La gente che veniva caricata sui camion...
«Famiglie intere (i deportati furono, solo in quella notte, 1.022, ndr ). Quello che mi colpì è che nessuno tentò di ribellarsi. In quel momento pensavo che forse io, morto per morto, avrei cercato di fare qualcosa. Ma c'era la minaccia delle armi... Resta il fatto che fu apocalittico vedere tutte quelle persone, impotenti, che salivano sui camion. Un bambino tentò di scappare uscendo dalla fila e fu subito riacchiappato mentre i soldati lanciavano, in tedesco, urla bestiali. Le donne piangevano».
E voi?
«Tornammo verso il ponte e avviammo quante più persone possibile verso l'ospedale. Non abbiamo mai saputo quanti fossero in realtà gli ebrei. Ma in quel momento era impossibile fare distinzioni. Chiesi a un certo fratel Raimondo, un prete, di nascondere tutti. Furono messi in un ambulatorio. Il primario, Giovanni Borromeo, in quel momento non c'era, ma sapevo che sarebbe stato d'accordo, perché aveva già ricoverato diversi ebrei nei reparti facendoli passare per malati».

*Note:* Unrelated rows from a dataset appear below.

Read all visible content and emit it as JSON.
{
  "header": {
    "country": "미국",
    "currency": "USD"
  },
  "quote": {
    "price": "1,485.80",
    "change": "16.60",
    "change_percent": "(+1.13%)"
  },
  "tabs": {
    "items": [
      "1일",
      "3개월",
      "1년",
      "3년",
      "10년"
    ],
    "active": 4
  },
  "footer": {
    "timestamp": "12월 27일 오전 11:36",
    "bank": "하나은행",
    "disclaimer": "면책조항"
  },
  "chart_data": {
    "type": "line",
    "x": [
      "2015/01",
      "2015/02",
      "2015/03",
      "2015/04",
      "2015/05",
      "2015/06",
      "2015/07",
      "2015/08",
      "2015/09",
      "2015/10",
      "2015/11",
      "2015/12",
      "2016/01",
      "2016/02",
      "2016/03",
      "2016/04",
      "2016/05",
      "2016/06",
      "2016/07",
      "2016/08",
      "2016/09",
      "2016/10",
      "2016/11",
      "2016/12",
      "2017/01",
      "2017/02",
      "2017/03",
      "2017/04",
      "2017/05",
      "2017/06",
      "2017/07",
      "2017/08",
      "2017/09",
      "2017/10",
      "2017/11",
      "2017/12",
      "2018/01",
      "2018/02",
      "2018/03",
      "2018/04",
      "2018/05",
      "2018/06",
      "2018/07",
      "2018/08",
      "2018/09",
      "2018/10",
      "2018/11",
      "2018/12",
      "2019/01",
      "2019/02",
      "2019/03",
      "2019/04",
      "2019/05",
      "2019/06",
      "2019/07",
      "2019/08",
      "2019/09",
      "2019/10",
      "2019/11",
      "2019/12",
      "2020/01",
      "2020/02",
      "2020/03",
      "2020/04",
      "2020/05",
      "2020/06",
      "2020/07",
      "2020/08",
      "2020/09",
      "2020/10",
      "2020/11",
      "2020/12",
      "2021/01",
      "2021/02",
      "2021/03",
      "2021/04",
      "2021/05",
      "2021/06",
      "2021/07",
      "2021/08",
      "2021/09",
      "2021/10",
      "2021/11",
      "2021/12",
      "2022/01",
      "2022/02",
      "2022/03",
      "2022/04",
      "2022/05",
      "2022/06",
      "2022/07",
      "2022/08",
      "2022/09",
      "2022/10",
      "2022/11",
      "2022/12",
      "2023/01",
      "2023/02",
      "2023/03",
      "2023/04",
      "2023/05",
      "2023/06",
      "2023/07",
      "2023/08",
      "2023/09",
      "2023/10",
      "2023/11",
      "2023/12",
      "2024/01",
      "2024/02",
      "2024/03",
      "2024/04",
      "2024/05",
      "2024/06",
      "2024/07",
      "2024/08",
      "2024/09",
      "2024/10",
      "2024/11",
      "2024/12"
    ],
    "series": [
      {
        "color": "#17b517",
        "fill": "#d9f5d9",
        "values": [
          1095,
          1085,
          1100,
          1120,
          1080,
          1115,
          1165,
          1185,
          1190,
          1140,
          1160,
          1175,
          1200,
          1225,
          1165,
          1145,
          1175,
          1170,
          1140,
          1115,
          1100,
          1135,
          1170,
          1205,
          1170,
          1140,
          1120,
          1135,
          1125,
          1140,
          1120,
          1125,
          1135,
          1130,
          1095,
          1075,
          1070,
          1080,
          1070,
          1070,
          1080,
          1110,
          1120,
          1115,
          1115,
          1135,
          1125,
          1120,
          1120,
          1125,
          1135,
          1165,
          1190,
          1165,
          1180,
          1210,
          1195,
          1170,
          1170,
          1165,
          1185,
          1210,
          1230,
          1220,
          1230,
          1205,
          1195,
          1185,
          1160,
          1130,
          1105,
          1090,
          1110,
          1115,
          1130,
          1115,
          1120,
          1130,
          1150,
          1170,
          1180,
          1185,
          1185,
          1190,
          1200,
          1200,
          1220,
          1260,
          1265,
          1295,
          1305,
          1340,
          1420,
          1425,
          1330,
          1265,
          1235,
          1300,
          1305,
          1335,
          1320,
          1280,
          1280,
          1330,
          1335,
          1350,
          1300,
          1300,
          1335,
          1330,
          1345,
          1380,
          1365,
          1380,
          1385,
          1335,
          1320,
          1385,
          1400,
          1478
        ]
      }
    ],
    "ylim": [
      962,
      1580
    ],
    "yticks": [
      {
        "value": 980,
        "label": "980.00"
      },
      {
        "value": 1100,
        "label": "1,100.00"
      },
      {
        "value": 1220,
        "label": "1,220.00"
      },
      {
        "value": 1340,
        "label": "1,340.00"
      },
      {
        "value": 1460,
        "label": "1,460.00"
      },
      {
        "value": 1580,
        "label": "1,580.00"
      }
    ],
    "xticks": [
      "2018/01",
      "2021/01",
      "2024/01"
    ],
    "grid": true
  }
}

Cosa pensò in quel momento?
«Che quelli catturati sarebbero morti e che tutta la vicenda era assurda. Il rastrellamento arrivò inatteso. Il 28 settembre gli ebrei romani avevano versato cinquanta chili d'oro ai tedeschi come richiesto dal comandante Herbert Kappler e si sentivano, in qualche modo, al riparo. Tra l'altro il rastrellamento era in palese contrasto con il fatto che Roma fosse stata dichiarata ”Città aperta”».
E i rifugiati del Fatebenefratelli? Come finirono?
«Quella mattina stessa tornai nel viterbese. Restai fuori alcuni giorni. Seppi poi da Sella che una parte furono ricoverati, mentre altri erano stati nascosti nel Palazzo della Cancelleria (vicino a piazza Farnese) e nel dormitorio di Santa Maria in Cappella, dietro a via dei Vascellari. Si salvarono tutti. Quando rientrai in ospedale, mi dissero della loro riconoscenza per Borromeo, il primario. La decisione di tenerli in corsia, in fondo, l'aveva presa lui, dopo essersi consultato con il cardinale vicario, Marchetti-Selvagiani. L'ospedale, non bisogna dimenticarlo, è religioso ed era stato sentito anche il Vaticano. Racconto oggi queste cose solo perché credo che l'ottanta per cento dei protagonisti non ci sia più. Non mi sono mai piaciuti né i premi né le medaglie. Ma certi fatti sono storici ed è giusto che la città li conosca, per non dimenticare mai la tragedia di quella notte».